A Graphics Processing Unit (GPU) is a specialized electronic circuit designed to rapidly manipulate and alter memory to accelerate the creation of images in a frame buffer intended for output to a display device. In the context of the video, having access to a GPU on Google Colab can significantly speed up the running of the diffusion models, allowing users to skip queues and get faster processing times.


In the context of version control and software development, to 'clone' refers to the action of creating a complete copy of a repository, including its entire history. In the video, cloning the Hugging Face Spaces repository is a necessary step to replicate the demo in a Google Colab notebook.


A 'requirements.txt' file is a common way to list dependencies for Python projects. It contains a list of libraries and the specific versions needed for a project to run properly. In the video, the script mentions the importance of this file when setting up the Google Colab environment to ensure all necessary libraries for the demo are installed.

💡Notebook Login

In the context of using Hugging Face Spaces, 'notebook login' refers to the process of authenticating a user's access to certain resources or models that require a personal access token. This is necessary when using models that are not publicly available or require a subscription.

💡Share Parameter

The 'share' parameter, when set to true, allows the output of a Jupyter notebook to be accessible through an external URL, making it shareable and publicly accessible. This is useful for demos where the creator wants users to be able to easily share and access the application without the need for manual tunneling.

💡Model Download

Model download refers to the process of obtaining the necessary machine learning models and their associated files from a remote server to a local environment. In the video, it is mentioned that the first time the application is run, it will download all the required models, which can take a considerable amount of time.

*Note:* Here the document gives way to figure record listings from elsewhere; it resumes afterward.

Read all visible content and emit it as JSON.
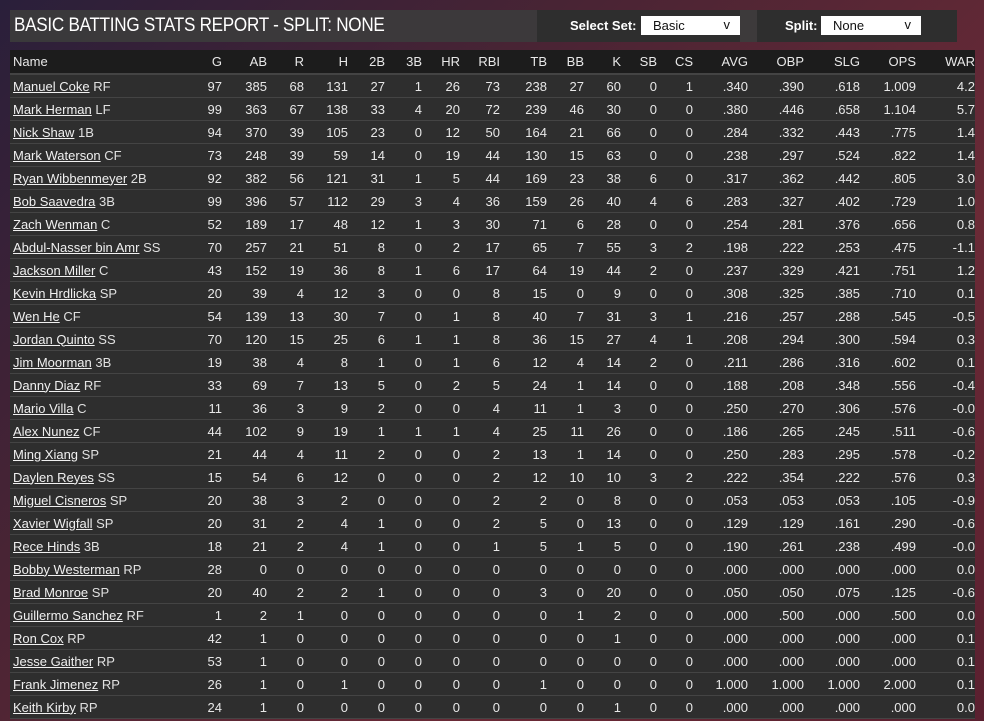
{
  "header": {
    "title": "BASIC BATTING STATS REPORT - SPLIT: NONE",
    "select_set_label": "Select Set:",
    "select_set_value": "Basic",
    "split_label": "Split:",
    "split_value": "None",
    "chevron": "v"
  },
  "table": {
    "columns": [
      "Name",
      "G",
      "AB",
      "R",
      "H",
      "2B",
      "3B",
      "HR",
      "RBI",
      "TB",
      "BB",
      "K",
      "SB",
      "CS",
      "AVG",
      "OBP",
      "SLG",
      "OPS",
      "WAR"
    ],
    "rows": [
      {
        "name": "Manuel Coke",
        "pos": "RF",
        "stats": [
          "97",
          "385",
          "68",
          "131",
          "27",
          "1",
          "26",
          "73",
          "238",
          "27",
          "60",
          "0",
          "1",
          ".340",
          ".390",
          ".618",
          "1.009",
          "4.2"
        ]
      },
      {
        "name": "Mark Herman",
        "pos": "LF",
        "stats": [
          "99",
          "363",
          "67",
          "138",
          "33",
          "4",
          "20",
          "72",
          "239",
          "46",
          "30",
          "0",
          "0",
          ".380",
          ".446",
          ".658",
          "1.104",
          "5.7"
        ]
      },
      {
        "name": "Nick Shaw",
        "pos": "1B",
        "stats": [
          "94",
          "370",
          "39",
          "105",
          "23",
          "0",
          "12",
          "50",
          "164",
          "21",
          "66",
          "0",
          "0",
          ".284",
          ".332",
          ".443",
          ".775",
          "1.4"
        ]
      },
      {
        "name": "Mark Waterson",
        "pos": "CF",
        "stats": [
          "73",
          "248",
          "39",
          "59",
          "14",
          "0",
          "19",
          "44",
          "130",
          "15",
          "63",
          "0",
          "0",
          ".238",
          ".297",
          ".524",
          ".822",
          "1.4"
        ]
      },
      {
        "name": "Ryan Wibbenmeyer",
        "pos": "2B",
        "stats": [
          "92",
          "382",
          "56",
          "121",
          "31",
          "1",
          "5",
          "44",
          "169",
          "23",
          "38",
          "6",
          "0",
          ".317",
          ".362",
          ".442",
          ".805",
          "3.0"
        ]
      },
      {
        "name": "Bob Saavedra",
        "pos": "3B",
        "stats": [
          "99",
          "396",
          "57",
          "112",
          "29",
          "3",
          "4",
          "36",
          "159",
          "26",
          "40",
          "4",
          "6",
          ".283",
          ".327",
          ".402",
          ".729",
          "1.0"
        ]
      },
      {
        "name": "Zach Wenman",
        "pos": "C",
        "stats": [
          "52",
          "189",
          "17",
          "48",
          "12",
          "1",
          "3",
          "30",
          "71",
          "6",
          "28",
          "0",
          "0",
          ".254",
          ".281",
          ".376",
          ".656",
          "0.8"
        ]
      },
      {
        "name": "Abdul-Nasser bin Amr",
        "pos": "SS",
        "stats": [
          "70",
          "257",
          "21",
          "51",
          "8",
          "0",
          "2",
          "17",
          "65",
          "7",
          "55",
          "3",
          "2",
          ".198",
          ".222",
          ".253",
          ".475",
          "-1.1"
        ]
      },
      {
        "name": "Jackson Miller",
        "pos": "C",
        "stats": [
          "43",
          "152",
          "19",
          "36",
          "8",
          "1",
          "6",
          "17",
          "64",
          "19",
          "44",
          "2",
          "0",
          ".237",
          ".329",
          ".421",
          ".751",
          "1.2"
        ]
      },
      {
        "name": "Kevin Hrdlicka",
        "pos": "SP",
        "stats": [
          "20",
          "39",
          "4",
          "12",
          "3",
          "0",
          "0",
          "8",
          "15",
          "0",
          "9",
          "0",
          "0",
          ".308",
          ".325",
          ".385",
          ".710",
          "0.1"
        ]
      },
      {
        "name": "Wen He",
        "pos": "CF",
        "stats": [
          "54",
          "139",
          "13",
          "30",
          "7",
          "0",
          "1",
          "8",
          "40",
          "7",
          "31",
          "3",
          "1",
          ".216",
          ".257",
          ".288",
          ".545",
          "-0.5"
        ]
      },
      {
        "name": "Jordan Quinto",
        "pos": "SS",
        "stats": [
          "70",
          "120",
          "15",
          "25",
          "6",
          "1",
          "1",
          "8",
          "36",
          "15",
          "27",
          "4",
          "1",
          ".208",
          ".294",
          ".300",
          ".594",
          "0.3"
        ]
      },
      {
        "name": "Jim Moorman",
        "pos": "3B",
        "stats": [
          "19",
          "38",
          "4",
          "8",
          "1",
          "0",
          "1",
          "6",
          "12",
          "4",
          "14",
          "2",
          "0",
          ".211",
          ".286",
          ".316",
          ".602",
          "0.1"
        ]
      },
      {
        "name": "Danny Diaz",
        "pos": "RF",
        "stats": [
          "33",
          "69",
          "7",
          "13",
          "5",
          "0",
          "2",
          "5",
          "24",
          "1",
          "14",
          "0",
          "0",
          ".188",
          ".208",
          ".348",
          ".556",
          "-0.4"
        ]
      },
      {
        "name": "Mario Villa",
        "pos": "C",
        "stats": [
          "11",
          "36",
          "3",
          "9",
          "2",
          "0",
          "0",
          "4",
          "11",
          "1",
          "3",
          "0",
          "0",
          ".250",
          ".270",
          ".306",
          ".576",
          "-0.0"
        ]
      },
      {
        "name": "Alex Nunez",
        "pos": "CF",
        "stats": [
          "44",
          "102",
          "9",
          "19",
          "1",
          "1",
          "1",
          "4",
          "25",
          "11",
          "26",
          "0",
          "0",
          ".186",
          ".265",
          ".245",
          ".511",
          "-0.6"
        ]
      },
      {
        "name": "Ming Xiang",
        "pos": "SP",
        "stats": [
          "21",
          "44",
          "4",
          "11",
          "2",
          "0",
          "0",
          "2",
          "13",
          "1",
          "14",
          "0",
          "0",
          ".250",
          ".283",
          ".295",
          ".578",
          "-0.2"
        ]
      },
      {
        "name": "Daylen Reyes",
        "pos": "SS",
        "stats": [
          "15",
          "54",
          "6",
          "12",
          "0",
          "0",
          "0",
          "2",
          "12",
          "10",
          "10",
          "3",
          "2",
          ".222",
          ".354",
          ".222",
          ".576",
          "0.3"
        ]
      },
      {
        "name": "Miguel Cisneros",
        "pos": "SP",
        "stats": [
          "20",
          "38",
          "3",
          "2",
          "0",
          "0",
          "0",
          "2",
          "2",
          "0",
          "8",
          "0",
          "0",
          ".053",
          ".053",
          ".053",
          ".105",
          "-0.9"
        ]
      },
      {
        "name": "Xavier Wigfall",
        "pos": "SP",
        "stats": [
          "20",
          "31",
          "2",
          "4",
          "1",
          "0",
          "0",
          "2",
          "5",
          "0",
          "13",
          "0",
          "0",
          ".129",
          ".129",
          ".161",
          ".290",
          "-0.6"
        ]
      },
      {
        "name": "Rece Hinds",
        "pos": "3B",
        "stats": [
          "18",
          "21",
          "2",
          "4",
          "1",
          "0",
          "0",
          "1",
          "5",
          "1",
          "5",
          "0",
          "0",
          ".190",
          ".261",
          ".238",
          ".499",
          "-0.0"
        ]
      },
      {
        "name": "Bobby Westerman",
        "pos": "RP",
        "stats": [
          "28",
          "0",
          "0",
          "0",
          "0",
          "0",
          "0",
          "0",
          "0",
          "0",
          "0",
          "0",
          "0",
          ".000",
          ".000",
          ".000",
          ".000",
          "0.0"
        ]
      },
      {
        "name": "Brad Monroe",
        "pos": "SP",
        "stats": [
          "20",
          "40",
          "2",
          "2",
          "1",
          "0",
          "0",
          "0",
          "3",
          "0",
          "20",
          "0",
          "0",
          ".050",
          ".050",
          ".075",
          ".125",
          "-0.6"
        ]
      },
      {
        "name": "Guillermo Sanchez",
        "pos": "RF",
        "stats": [
          "1",
          "2",
          "1",
          "0",
          "0",
          "0",
          "0",
          "0",
          "0",
          "1",
          "2",
          "0",
          "0",
          ".000",
          ".500",
          ".000",
          ".500",
          "0.0"
        ]
      },
      {
        "name": "Ron Cox",
        "pos": "RP",
        "stats": [
          "42",
          "1",
          "0",
          "0",
          "0",
          "0",
          "0",
          "0",
          "0",
          "0",
          "1",
          "0",
          "0",
          ".000",
          ".000",
          ".000",
          ".000",
          "0.1"
        ]
      },
      {
        "name": "Jesse Gaither",
        "pos": "RP",
        "stats": [
          "53",
          "1",
          "0",
          "0",
          "0",
          "0",
          "0",
          "0",
          "0",
          "0",
          "0",
          "0",
          "0",
          ".000",
          ".000",
          ".000",
          ".000",
          "0.1"
        ]
      },
      {
        "name": "Frank Jimenez",
        "pos": "RP",
        "stats": [
          "26",
          "1",
          "0",
          "1",
          "0",
          "0",
          "0",
          "0",
          "1",
          "0",
          "0",
          "0",
          "0",
          "1.000",
          "1.000",
          "1.000",
          "2.000",
          "0.1"
        ]
      },
      {
        "name": "Keith Kirby",
        "pos": "RP",
        "stats": [
          "24",
          "1",
          "0",
          "0",
          "0",
          "0",
          "0",
          "0",
          "0",
          "0",
          "1",
          "0",
          "0",
          ".000",
          ".000",
          ".000",
          ".000",
          "0.0"
        ]
      }
    ]
  }
}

Streamlit is an open-source Python library used to create and share custom web applications quickly. It is particularly useful for data scientists and machine learning engineers to present their work through interactive web apps without the need for extensive web development skills. In the video, if the demo were a Streamlit app, the viewers would be instructed to install Streamlit separately.

💡Gradient Application

A gradient application, in the context of this video, refers to the specific application or app created using the Gradient library, which is a framework for building and deploying machine learning models as web applications. The video's main theme revolves around running such an application using the Hugging Face Spaces demo.


Learning how to take a demo from Hugging Face Spaces and run it on your own Google Colab.

Popular Hugging Face Spaces demo can have long queues due to high demand.

Running the demo on Google Colab can help you skip the queue and potentially get a T4 GPU.

Creating a new Google Colab notebook is the first step to running the demo.

Ensure your Google Colab notebook has GPU support for optimal performance.

Use Nvidia SMI to check if the GPU is available in your Google Colab environment.

Clone the Hugging Face Spaces repository to access the demo's code.

Navigate to the specific folder within the repository that contains the demo.

Install required libraries using the provided requirements.txt file.

If the demo requires a Hugging Face token, use the notebook login feature.

Modify the file to enable sharing of the application with an external URL.

Run the file in Google Colab to start the demo and download necessary models.

Access the local and public URLs to interact with the demo and use its features.

Avoid re-downloading the model every time by separating the download and application run parts.

This tutorial helps users free up GPU resources and reduce wait times for popular demos.

The process is applicable for both local machine runs and Google Colab notebook environments.

The tutorial provides a practical guide to efficiently utilize Hugging Face Spaces and Google Colab.